One of the Pharisees asked him to eat with him, and he went into the Pharisee’s house and reclined at table.  And behold, a woman of the city, who was a sinner, when she learned that he was reclining at table in the Pharisee’s house, brought an alabaster flask of ointment, and standing behind him at his feet, weeping, she began to wet his feet with her tears and wiped them with the hair of her head and kissed his feet and anointed them with the ointment. Now when the Pharisee who had invited him saw this, he said to himself, ‘If this man were a prophet, he would have known who and what sort of woman this is who is touching him, for she is a sinner.’ And Jesus answering said to him, ‘Simon, I have something to say to you.’ And he answered, ‘Say it, Teacher.’
‘A certain moneylender had two debtors. One owed five hundred denarii, and the other fifty. When they could not pay, he cancelled the debt of both. Now which of them will love him more?’ Simon answered, ‘The one, I suppose, for whom he cancelled the larger debt.’ And he said to him, ‘You have judged rightly.’  Then turning toward the woman he said to Simon, ‘Do you see this woman? I entered your house; you gave me no water for my feet, but she has wet my feet with her tears and wiped them with her hair. You gave me no kiss, but from the time I came in she has not ceased to kiss my feet. You did not anoint my head with oil, but she has anointed my feet with ointment. Therefore I tell you, her sins, which are many, are forgiven—for she loved much. But he who is forgiven little, loves little.’  And he said to her, ‘Your sins are forgiven.’  Then those who were at table with him began to say among themselves, ‘Who is this, who even forgives sins?’  And he said to the woman, ‘Your faith has saved you; go in peace.’
— Luke 7:36-50 ESV

I read this story and I wonder why I can’t really relate to the woman. 

I am much more likely to relate to the Pharisee.  I would invite Jesus over for dinner.  I would feel awkward if a woman crashed my dinner party and poured perfume on my guest’s feet.


Does this mean I love Jesus less?

Does this mean I need to get my heart right with God?


I know we say in church that we need to not dwell on our past sins.  It is true that God erases those babies.  He ties them with rocks and drops them into the deep dark sea, not to bring them up again.

In church we say that if they are brought to our mind, it is the devil trying to shame us.  It is probably true.

I read this story, and I wonder if maybe I DO need to be reminded of my sins.  I get so caught up in the good that I am doing for Him, and I am constantly reminded, by the world around me, of all the sins I’m not committing.

I start to think of myself as good.  That isn’t wrong.  But good turns into holy in my mind, and that is wrong.

I don’t need to dwell hard to pull up one pretty awful sin from my recent thought life.  I pull it to the front of my brain.

Go ahead, you can do that too.

That sin might be minor in the scope of life going on around us.  It might even be minor in our life.

The thing is that sin, that thought you had, is toxic.  It is poison.  It is harmful to you and everyone around you.  It has stained your whole fabric of being, and you aren’t even a little bit holy after just that one thought.

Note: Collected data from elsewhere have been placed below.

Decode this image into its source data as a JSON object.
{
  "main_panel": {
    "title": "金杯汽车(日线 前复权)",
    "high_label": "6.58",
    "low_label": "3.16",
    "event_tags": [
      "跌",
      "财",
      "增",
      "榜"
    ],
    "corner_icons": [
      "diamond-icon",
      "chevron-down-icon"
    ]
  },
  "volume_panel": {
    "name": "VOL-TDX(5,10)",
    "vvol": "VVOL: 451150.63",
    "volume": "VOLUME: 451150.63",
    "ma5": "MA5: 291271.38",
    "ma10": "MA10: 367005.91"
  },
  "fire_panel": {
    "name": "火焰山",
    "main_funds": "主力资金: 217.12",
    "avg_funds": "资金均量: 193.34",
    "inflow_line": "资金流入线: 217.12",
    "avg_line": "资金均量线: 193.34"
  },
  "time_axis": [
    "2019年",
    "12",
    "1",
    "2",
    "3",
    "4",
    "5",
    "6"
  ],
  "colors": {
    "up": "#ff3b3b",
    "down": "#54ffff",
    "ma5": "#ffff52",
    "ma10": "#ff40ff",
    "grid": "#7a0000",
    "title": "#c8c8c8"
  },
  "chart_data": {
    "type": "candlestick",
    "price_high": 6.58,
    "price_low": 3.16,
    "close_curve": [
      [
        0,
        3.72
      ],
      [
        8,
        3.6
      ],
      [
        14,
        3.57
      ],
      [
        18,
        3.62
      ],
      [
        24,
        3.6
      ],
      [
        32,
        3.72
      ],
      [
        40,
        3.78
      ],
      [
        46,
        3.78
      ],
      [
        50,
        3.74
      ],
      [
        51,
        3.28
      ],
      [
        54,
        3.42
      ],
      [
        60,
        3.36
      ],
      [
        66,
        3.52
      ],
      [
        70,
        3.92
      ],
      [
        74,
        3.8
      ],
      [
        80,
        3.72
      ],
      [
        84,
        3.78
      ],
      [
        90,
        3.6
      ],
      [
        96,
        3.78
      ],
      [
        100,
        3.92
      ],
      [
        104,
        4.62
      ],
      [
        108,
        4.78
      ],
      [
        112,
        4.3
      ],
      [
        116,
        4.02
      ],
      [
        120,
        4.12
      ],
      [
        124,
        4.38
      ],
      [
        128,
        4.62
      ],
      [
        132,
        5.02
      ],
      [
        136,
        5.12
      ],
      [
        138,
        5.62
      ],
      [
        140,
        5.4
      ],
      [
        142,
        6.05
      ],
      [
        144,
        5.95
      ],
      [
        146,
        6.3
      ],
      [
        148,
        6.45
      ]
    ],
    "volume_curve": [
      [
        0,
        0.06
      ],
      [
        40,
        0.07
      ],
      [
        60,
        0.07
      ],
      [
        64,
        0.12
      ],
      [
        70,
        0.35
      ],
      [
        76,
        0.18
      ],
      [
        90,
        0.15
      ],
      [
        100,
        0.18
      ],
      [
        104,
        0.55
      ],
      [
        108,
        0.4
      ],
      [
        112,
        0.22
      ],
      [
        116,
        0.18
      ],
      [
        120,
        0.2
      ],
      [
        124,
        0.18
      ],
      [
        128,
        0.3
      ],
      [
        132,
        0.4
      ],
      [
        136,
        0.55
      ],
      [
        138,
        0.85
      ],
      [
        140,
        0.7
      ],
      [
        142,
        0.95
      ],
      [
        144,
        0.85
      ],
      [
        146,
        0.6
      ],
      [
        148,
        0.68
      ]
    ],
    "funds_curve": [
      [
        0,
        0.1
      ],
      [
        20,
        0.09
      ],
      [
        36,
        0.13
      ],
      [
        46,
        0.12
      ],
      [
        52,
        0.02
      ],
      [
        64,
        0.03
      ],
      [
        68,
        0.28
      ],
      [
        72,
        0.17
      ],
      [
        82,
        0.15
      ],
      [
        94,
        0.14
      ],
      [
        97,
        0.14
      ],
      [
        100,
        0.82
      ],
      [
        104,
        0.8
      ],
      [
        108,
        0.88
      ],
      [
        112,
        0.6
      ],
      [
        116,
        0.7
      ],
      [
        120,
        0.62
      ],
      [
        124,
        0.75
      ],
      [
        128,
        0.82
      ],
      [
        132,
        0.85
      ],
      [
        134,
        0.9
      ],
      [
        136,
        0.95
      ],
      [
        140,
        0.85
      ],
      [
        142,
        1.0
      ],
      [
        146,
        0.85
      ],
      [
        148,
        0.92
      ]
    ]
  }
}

Let’s picture that sin as a Pokemon card.  (According to my Christian friends, those are pretty evil.  I think it will do the trick.)

Now picture handing that evil, toxic, poisonous thought personified as a card to Jesus.

What does He do with it?

He dies a horrific death to nullify it.

How grateful are we?

I think even the best good girls (and guys) can get grateful when we feel the grace and mercy that Jesus has to offer.